Ivan Boubriak1,6* email, Wooi Loon Ng2* email, Priya DasSarma3* email, Shiladitya DasSarma3,4 email, David J Crowley5 email and Shirley J McCready2 email

Department of Biochemistry, University of Oxford, South Parks Road, Oxford OX1 3QU, UK

School of Life Sciences, Oxford Brookes University, Gipsy Lane, Oxford OX3 0BP, UK

Center of Marine Biotechnology, University of Maryland Biotechnology Institute, 701 E. Pratt St., Suite 236, Baltimore, MD 21202, USA

Molecular and Structural Biology Program, Greenebaum Cancer Center, University of Maryland, Baltimore, MD 21201, USA

Natural Sciences Department, Assumption College, 500 Salisbury Street, Worcester, Massachusetts 01609, USA

Institute of Cell Biology and Genetic Engineering, UAS, 148 Zabolotnogo Street, Kiev, 03143, Ukraine

author email corresponding author email* Contributed equally

Saline Systems 2008, 4:13doi:10.1186/1746-1448-4-13

Published: 29 August 2008

Abstract

Background

Most studies of the transcriptional response to UV radiation in living cells have used UV doses that are much higher than those encountered in the natural environment, and most focus on short-wave UV (UV-C) at 254 nm, a wavelength that never reaches the Earth's surface. We have studied the transcriptional response of the sunlight-tolerant model archaeon, Halobacterium sp. NRC-1, to low doses of mid-wave UV (UV-B) to assess its response to UV radiation that is likely to be more biologically relevant.

Results

Halobacterium NRC-1 cells were irradiated with UV-B at doses equivalent to 30 J/m2 and 5 J/m2 of UV-C. Transcriptional profiling showed that only 11 genes were up-regulated 1.5-fold or more by both UV-B doses. The most strongly up-regulated gene was radA1 (vng2473), the archaeal homologue of RAD51/recA recombinase.

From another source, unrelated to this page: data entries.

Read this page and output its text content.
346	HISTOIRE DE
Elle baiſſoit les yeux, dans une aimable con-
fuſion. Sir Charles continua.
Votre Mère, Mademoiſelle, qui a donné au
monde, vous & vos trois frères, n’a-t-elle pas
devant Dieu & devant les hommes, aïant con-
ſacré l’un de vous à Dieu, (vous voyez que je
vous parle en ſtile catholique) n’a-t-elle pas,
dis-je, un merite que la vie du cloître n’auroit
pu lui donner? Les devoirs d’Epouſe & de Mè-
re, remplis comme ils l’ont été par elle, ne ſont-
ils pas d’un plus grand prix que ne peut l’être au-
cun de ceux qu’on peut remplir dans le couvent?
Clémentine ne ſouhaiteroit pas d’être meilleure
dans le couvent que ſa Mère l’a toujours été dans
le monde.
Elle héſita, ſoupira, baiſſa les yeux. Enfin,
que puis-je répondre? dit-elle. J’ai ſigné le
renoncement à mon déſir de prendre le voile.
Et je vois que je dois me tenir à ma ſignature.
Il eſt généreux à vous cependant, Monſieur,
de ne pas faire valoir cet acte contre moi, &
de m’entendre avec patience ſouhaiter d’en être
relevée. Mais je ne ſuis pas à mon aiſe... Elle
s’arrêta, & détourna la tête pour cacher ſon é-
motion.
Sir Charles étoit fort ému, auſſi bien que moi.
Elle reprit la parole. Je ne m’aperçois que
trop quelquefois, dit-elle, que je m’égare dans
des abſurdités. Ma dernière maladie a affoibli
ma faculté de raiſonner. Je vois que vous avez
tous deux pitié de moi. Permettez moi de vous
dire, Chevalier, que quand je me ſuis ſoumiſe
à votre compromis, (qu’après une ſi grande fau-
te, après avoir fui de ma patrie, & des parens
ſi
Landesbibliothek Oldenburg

The others included arj1 (vng779) (recJ-like exonuclease), top6A (vng884) and top6B (vng885) (coding for Topoisomerase VI subunits), and nrdJ (vng1644) (which encodes a subunit of ribonucleotide reductase). We have found that four of the consistently UV-B up-regulated genes, radA1 (vng2473), vng17, top6B (vng885) and vng280, share a common 11-base pair motif in their promoter region, TTTCACTTTCA. Similar sequences were found in radA promoters in other halophilic archaea, as well as in the radA promoter of Methanospirillum hungatei. We analysed the transcriptional response of a repair-deficient ΔuvrA (vng2636) ΔuvrC (vng2381) double-deletion mutant and found common themes between it and the response in repair proficient cells.

Conclusion

Our results show a core set of genes is consistently up-regulated after exposure to UV-B light at low, biologically relevant doses. Eleven genes were up-regulated, in wild-type cells, after two UV-B doses (comparable to UV-C doses of 30 J/m2 and 5 J/m2), and only four genes were up-regulated by all doses of UV-B and UV-C that we have used in this work and previously. These results suggest that high doses of UV-C radiation do not necessarily provide a good model for the natural response to environmental UV. We have found an 11-base pair motif upstream of the TATA box in four of the UV-B up-regulated genes and suggest that this motif is the binding site for a transcriptional regulator involved in their response to UV damage in this model archaeon.